他者に関する詳細な研究として、キャシヴァルはエドワードの話の骨子を理解した。顔が大っぴらにひけらかすものの影には、幾つもの層が隠されている。例えば、エドワードは魅力と知性を剣のように使い、狡猾な振る舞いには敵を武装解除する役割がある。一方、エーリエルはユーモアを鎧のように着て、感情や動機の片鱗すらつかませない。ザハリアはまっすぐで、情熱的かつ誠実で、短気のせいで損をすることが多かった。アントニウスですら、酒浸りであっても腕の立つ悪たれ魔術師だ。時々、彼が酔ってるのは単に最悪の衝動を大目に見てもらうための演技ではないかという気もする。
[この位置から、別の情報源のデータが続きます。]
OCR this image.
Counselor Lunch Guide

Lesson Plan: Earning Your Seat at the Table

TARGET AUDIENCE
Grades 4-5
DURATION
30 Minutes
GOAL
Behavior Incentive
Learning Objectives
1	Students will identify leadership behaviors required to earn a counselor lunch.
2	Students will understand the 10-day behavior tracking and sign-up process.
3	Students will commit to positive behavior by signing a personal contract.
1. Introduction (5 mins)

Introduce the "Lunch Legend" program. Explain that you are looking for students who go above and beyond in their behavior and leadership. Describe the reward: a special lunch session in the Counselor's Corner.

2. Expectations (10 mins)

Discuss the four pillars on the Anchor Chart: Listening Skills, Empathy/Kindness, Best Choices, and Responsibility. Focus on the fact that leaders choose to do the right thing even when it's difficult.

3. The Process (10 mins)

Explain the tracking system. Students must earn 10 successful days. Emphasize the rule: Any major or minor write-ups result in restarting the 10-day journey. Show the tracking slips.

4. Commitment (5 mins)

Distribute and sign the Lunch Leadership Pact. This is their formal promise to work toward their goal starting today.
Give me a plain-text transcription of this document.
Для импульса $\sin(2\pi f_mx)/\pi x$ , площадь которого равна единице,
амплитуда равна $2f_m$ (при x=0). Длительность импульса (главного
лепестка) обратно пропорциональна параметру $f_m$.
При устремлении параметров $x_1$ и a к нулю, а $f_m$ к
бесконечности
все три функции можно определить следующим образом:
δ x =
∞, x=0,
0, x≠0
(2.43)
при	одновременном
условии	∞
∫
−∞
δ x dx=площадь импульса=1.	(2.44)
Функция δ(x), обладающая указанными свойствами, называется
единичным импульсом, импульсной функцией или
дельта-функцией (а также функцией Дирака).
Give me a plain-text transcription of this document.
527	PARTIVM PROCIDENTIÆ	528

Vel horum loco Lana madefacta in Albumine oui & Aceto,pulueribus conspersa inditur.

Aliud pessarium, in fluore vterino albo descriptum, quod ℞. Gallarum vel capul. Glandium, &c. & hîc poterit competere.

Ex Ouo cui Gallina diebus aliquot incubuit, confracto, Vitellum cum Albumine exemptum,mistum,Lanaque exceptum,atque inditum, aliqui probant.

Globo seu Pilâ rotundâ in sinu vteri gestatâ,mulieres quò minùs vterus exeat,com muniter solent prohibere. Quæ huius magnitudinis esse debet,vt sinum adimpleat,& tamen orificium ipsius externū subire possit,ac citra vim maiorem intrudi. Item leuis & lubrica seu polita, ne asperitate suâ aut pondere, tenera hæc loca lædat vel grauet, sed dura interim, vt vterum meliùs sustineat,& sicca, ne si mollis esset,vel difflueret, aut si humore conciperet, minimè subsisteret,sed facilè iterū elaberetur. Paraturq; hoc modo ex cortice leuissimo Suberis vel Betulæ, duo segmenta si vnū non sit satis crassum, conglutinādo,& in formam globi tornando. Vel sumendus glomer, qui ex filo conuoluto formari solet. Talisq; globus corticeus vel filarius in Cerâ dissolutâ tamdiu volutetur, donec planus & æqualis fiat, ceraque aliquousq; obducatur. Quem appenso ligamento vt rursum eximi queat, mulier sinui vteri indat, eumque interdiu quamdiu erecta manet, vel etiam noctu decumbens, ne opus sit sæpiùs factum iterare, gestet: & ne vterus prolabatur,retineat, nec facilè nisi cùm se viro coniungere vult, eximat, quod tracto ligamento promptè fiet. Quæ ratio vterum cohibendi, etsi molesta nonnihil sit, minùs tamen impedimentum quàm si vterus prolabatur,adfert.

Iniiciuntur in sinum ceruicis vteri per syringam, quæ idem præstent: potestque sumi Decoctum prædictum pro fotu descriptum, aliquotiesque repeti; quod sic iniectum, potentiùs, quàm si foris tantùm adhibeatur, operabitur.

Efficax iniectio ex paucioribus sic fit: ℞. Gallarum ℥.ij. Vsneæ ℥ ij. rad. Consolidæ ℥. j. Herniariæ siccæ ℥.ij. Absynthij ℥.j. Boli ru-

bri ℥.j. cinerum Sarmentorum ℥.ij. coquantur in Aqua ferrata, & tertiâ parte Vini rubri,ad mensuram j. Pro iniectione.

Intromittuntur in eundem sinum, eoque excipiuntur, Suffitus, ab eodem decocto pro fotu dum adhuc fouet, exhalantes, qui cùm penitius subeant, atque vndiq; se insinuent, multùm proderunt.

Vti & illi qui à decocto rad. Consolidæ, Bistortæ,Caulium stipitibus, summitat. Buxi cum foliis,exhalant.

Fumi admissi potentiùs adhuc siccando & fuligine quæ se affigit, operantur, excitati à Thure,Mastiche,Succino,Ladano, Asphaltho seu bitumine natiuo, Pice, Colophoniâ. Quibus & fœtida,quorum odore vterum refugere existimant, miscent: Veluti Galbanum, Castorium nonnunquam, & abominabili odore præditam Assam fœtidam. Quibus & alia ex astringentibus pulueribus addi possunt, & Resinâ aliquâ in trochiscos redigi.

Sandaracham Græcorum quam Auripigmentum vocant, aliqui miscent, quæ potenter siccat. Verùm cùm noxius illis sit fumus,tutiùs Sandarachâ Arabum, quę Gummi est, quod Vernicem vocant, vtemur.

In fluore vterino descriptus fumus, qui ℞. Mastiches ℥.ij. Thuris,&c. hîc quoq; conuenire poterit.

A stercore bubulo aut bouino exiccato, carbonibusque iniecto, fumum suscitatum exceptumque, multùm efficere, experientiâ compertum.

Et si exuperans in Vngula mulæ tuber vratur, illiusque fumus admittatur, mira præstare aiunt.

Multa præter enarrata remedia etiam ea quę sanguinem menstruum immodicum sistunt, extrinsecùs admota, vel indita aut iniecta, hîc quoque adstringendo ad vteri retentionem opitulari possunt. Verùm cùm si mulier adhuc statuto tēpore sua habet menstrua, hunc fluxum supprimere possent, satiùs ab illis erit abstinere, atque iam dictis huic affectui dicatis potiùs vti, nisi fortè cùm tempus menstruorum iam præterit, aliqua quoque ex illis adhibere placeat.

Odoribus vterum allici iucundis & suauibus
組織全体にも同じ法則を当てはめられる。山賊のことが知られておらず、情報が不完全であるほど、生存のチャンスは増す。敵は常にいいカードを持っている。勝つために唯一の手段はブラフしかない。


だからこそ、キャシヴァルはこの前の仕事に不安を覚える。彼らは倉庫のそばの建物を買い、トンネルを作って潜入し、品物を盗んだ。作戦は完璧で、たんまりもうけはしたが、その標的のため、仕事が終わった今でも彼は胸騒ぎを覚えている。結局のところ他の企業と違い、東帝都社は機械のように最後の1枚までコインを数え、全ての品物を1グラムまで測る。従業員は几帳面で、会計士は注意深い。そして台帳は整然としている。彼らはどの品が盗まれたか正確に特定し、窃盗の時刻と手口を徹底的に調査する。


それゆえに、倉庫の隣の建物を買った偽造屋が最後の手紙に返事をよこさないことが彼の心に重くのしかかっていた。キャシヴァルは心配した親戚のふりをして書状をしたためた。偽造屋から足がついては困るから、秘密をもらしはしなかった。他の心配の種は、東帝都社が付近の衛兵隊長の助けを求めて、情報を共有しようとしているという報せだ。守りが固くなれば、キャラバンから略奪するのも難しくなる。そして商人たちへの監視が強化されれば、密売もずっと難しくなる。結果的には東帝都社襲撃に成功したが、彼らはカードの一部を明かしてしまった。


「青白き目が歌えるって知ってたか?」エーリエルの言葉にみな驚いた。


「冗談だろ?」ザハリアが幾分驚いて尋ねた。


「本当だ。そこらの吟遊詩人よりうまいんだ」と、エーリエルが答えた。初めて真顔になって続けた。「信じてくれ。あれほど衝撃的なことはなかった。アルゴニアンがあのような音色を出せるだなんて考えたこともなかった、しかも音階も完璧だ」


キャシヴァルは内気なアルゴニアンがメロディーにのってリュートをかき鳴らす様を想像して笑った。他の者について全てを知り尽くしたと思っていてもなお、彼らは奇妙で興味深いやり方で驚かしてくれる。恐らく、彼らが直面している困難についても同じことが言えるのだろう。自由である限り、追跡者がどんな情報を持っていようと、それでも不完全なのだ。


山賊たちはすでに彼らのカードの多くを公にしたが、まだ全てのカードがバレていないと願おう。